After three days of hearings examining the Jan. 6 riot at the U.S. Capitol, a new poll found that a majority of Americans say that former President Donald Trump should face charges for his role in the insurrection.
The new ABC News/Ipsos survey, published on Sunday, found that 58% of respondents believe that the former President should be charged with a crime for his role in the Jan. 6 attack, up from 52% in an ABC News/Washington Post poll from earlier this year.
The poll comes as the House Select Committee continues to hold its public hearings investigating the deadly Jan. 6 insurrection, with the next hearing set for Tuesday.
The poll surveyed 545 adults after the third day of hearings, which detailed how Trump turned his supporters against the then-Vice President, Mike Pence. Among those surveyed, 28% were Democrats, 26% were Republicans and 40% were independents.
The results of the survey are mostly divided along party lines, with more than 90% of Democrats saying that Trump bears a “great deal” or “good amount” of responsibility for the attack on the capital, compared with only 21% of republicans.

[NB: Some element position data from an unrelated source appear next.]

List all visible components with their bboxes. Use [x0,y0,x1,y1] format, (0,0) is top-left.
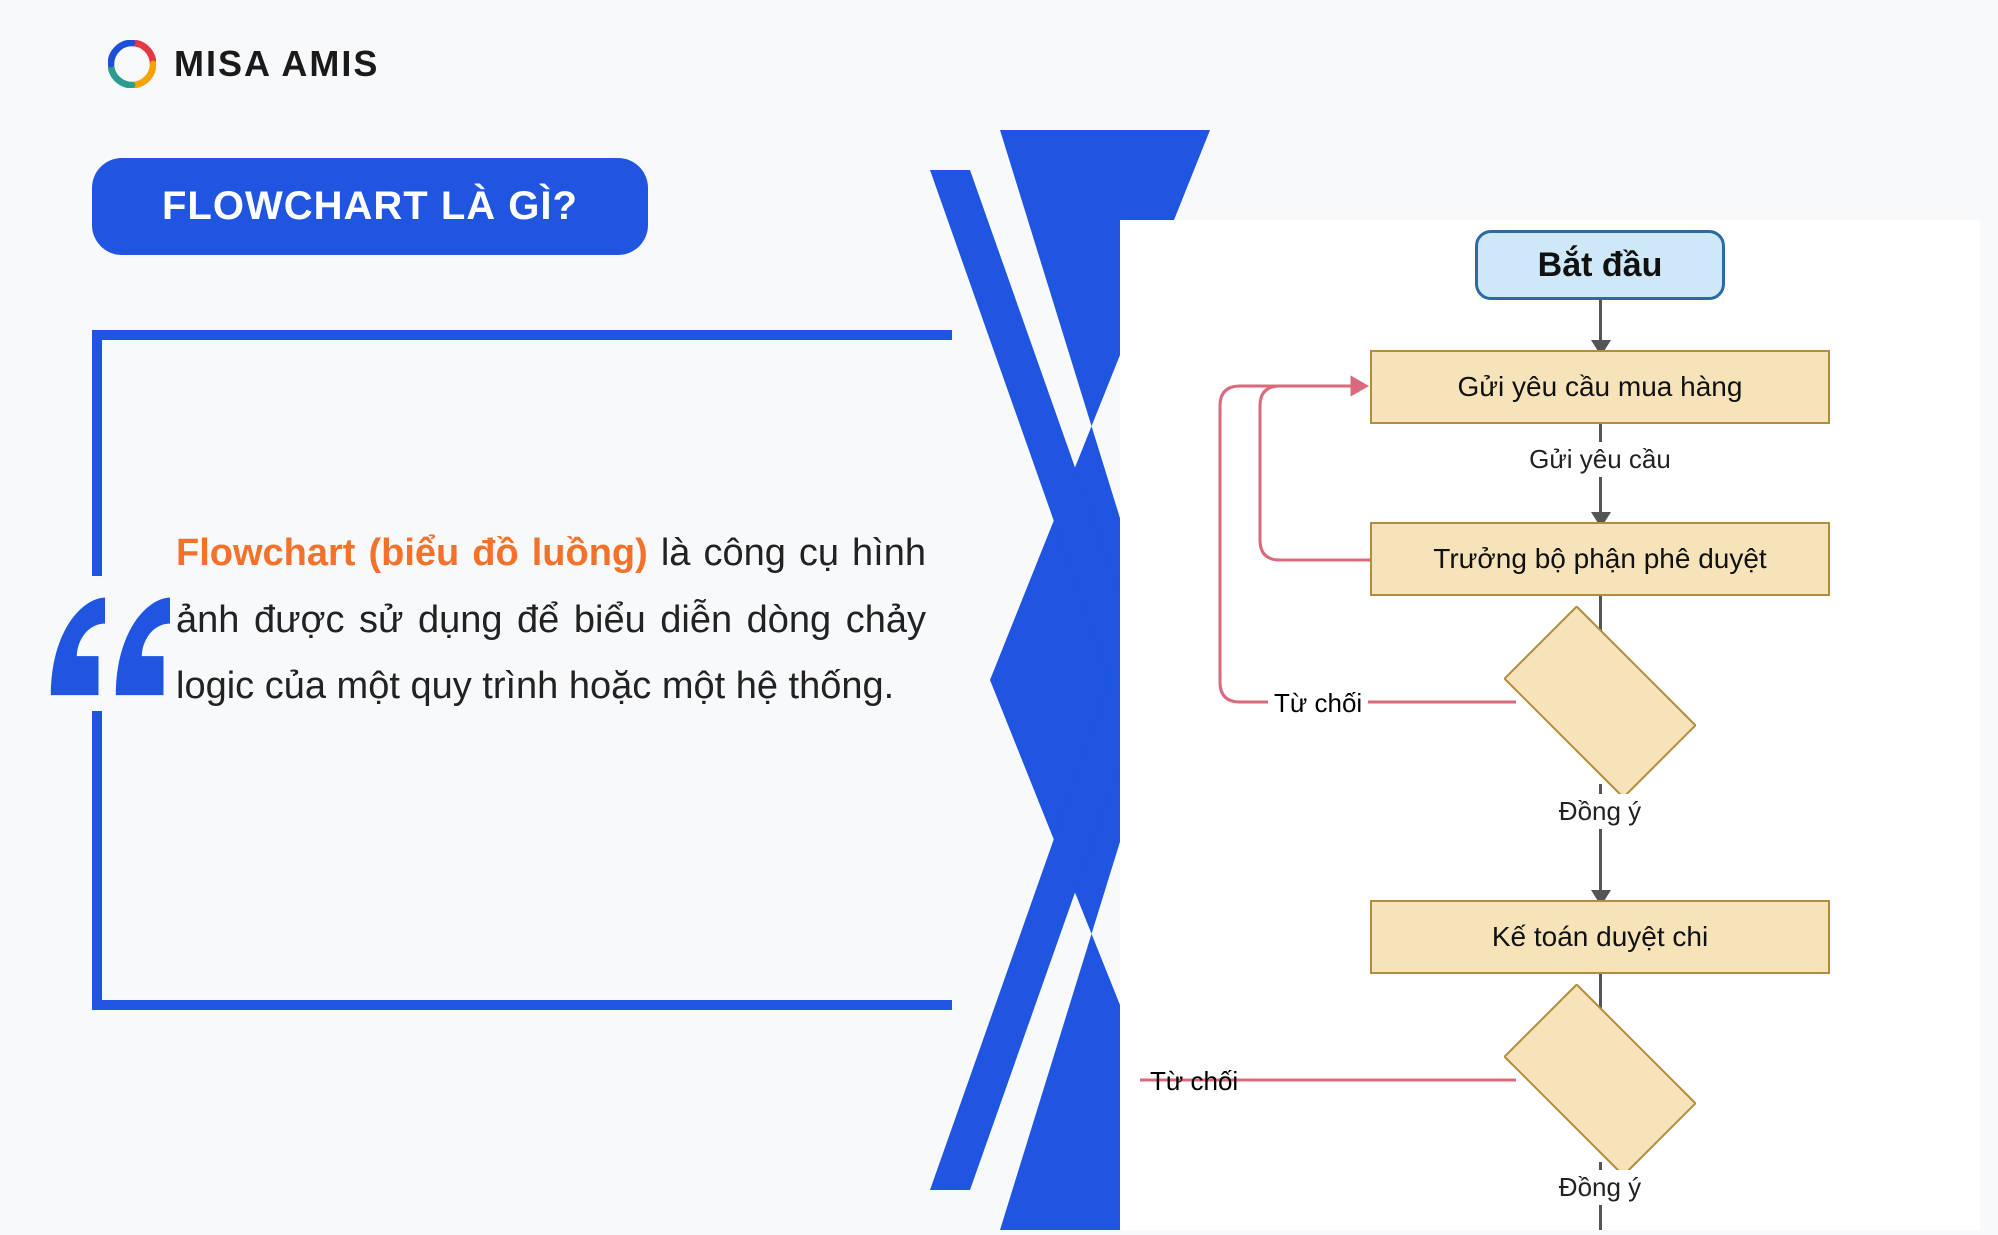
flowchart-process-accountant: Kế toán duyệt chi [1370,900,1830,974]
flowchart-start-node: Bắt đầu [1475,230,1725,300]
logo-swirl-icon [108,40,156,88]
flowchart-process-approve-head: Trưởng bộ phận phê duyệt [1370,522,1830,596]
definition-text: Flowchart (biểu đồ luồng) là công cụ hìn… [176,520,926,720]
flowchart-edge-label-reject2: Từ chối [1150,1066,1238,1097]
flowchart-edge-label-send: Gửi yêu cầu [1523,442,1677,477]
brand-logo: MISA AMIS [108,40,379,88]
flowchart-edge-label-reject1: Từ chối [1268,688,1368,719]
definition-highlight: Flowchart (biểu đồ luồng) [176,532,648,574]
brand-name: MISA AMIS [174,43,379,85]
page-title: FLOWCHART LÀ GÌ? [92,158,648,255]
flowchart-edge-label-agree2: Đồng ý [1553,1170,1647,1205]
flowchart-process-request: Gửi yêu cầu mua hàng [1370,350,1830,424]
flowchart-edge-label-agree1: Đồng ý [1553,794,1647,829]
open-quote-icon [40,576,170,711]
flowchart-diagram: Bắt đầu Gửi yêu cầu mua hàng Gửi yêu cầu… [1120,220,1980,1230]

More than 60% of independents polled say that the former president should be charged.
The survey comes amid multiple reports in recent weeks that the panel is split over whether or not to make a criminal referral to the Department of Justice. Earlier this month, members of the panel said that they have collected enough evidence for the department to consider an indictment.
The panel’s chairman, Rep. Bennie Thompson, D-Miss., made waves last week when he told reporters that making a criminal referral is “not our job.”
“Our job is to look at the facts and the circumstances around January 6th, what caused it, and make recommendations after that,” he said.
Minutes later, vice chair Liz Cheney, R-Wyo., took to Twitter to say that the panel “has not issued a conclusion regarding potential criminal referrals. We will announce a decision on that at an appropriate time.”
In an interview with Spectrum News, Florida Rep. Stephanie Murphy, a member of the panel, said that’s up to the Justice Department to decide.
“My job on the committee is to lay out all of the facts and to provide legislative recommendations,” Murphy said, adding: "The Department of Justice will make their decisions as to whether or not they need to launch criminal investigations ... I'm happy to leave them to do their job and I'm going to focus on mine."
California Rep. Adam Schiff, another member of the panel, echoed similar sentiments in a separate interview with Spectrum News.
“It'll be the Justice Department's job to decide if laws were broken and who should be prosecuted,” the California Democrat said.
“We haven't made a decision,” Schiff said. “We will, I think, when the hearings are over, begin those discussions about whether to make criminal referrals if we do what kind of referrals and against what individuals. So we're going across the bridge when we come to it.
“But it's also I think, important for the public to understand that the Justice Department doesn't sit around waiting for Congress to refer criminal matters,” he continued. “If they believe a crime has been committed, it's their obligation to investigate.”
Though the hearings have already attracted millions of viewers, only 34% of those surveyed said they are following the committee's investigation, with just 9% saying they are following it closely.
Respondents were then asked about the hearing itself and whether the committee was conducting a fair and impartial investigation.
A majority of Democrats in the survey believed the hearings were fair and impartial, compared with only a third of Republicans. Among independents, 63% said the committee is fair and impartial.
Whether the hearings will have an impact on the upcoming midterms is still uncertain, with around half – 51% – of the respondents stating that the hearings have made no difference in how they plan to vote in the upcoming midterm elections.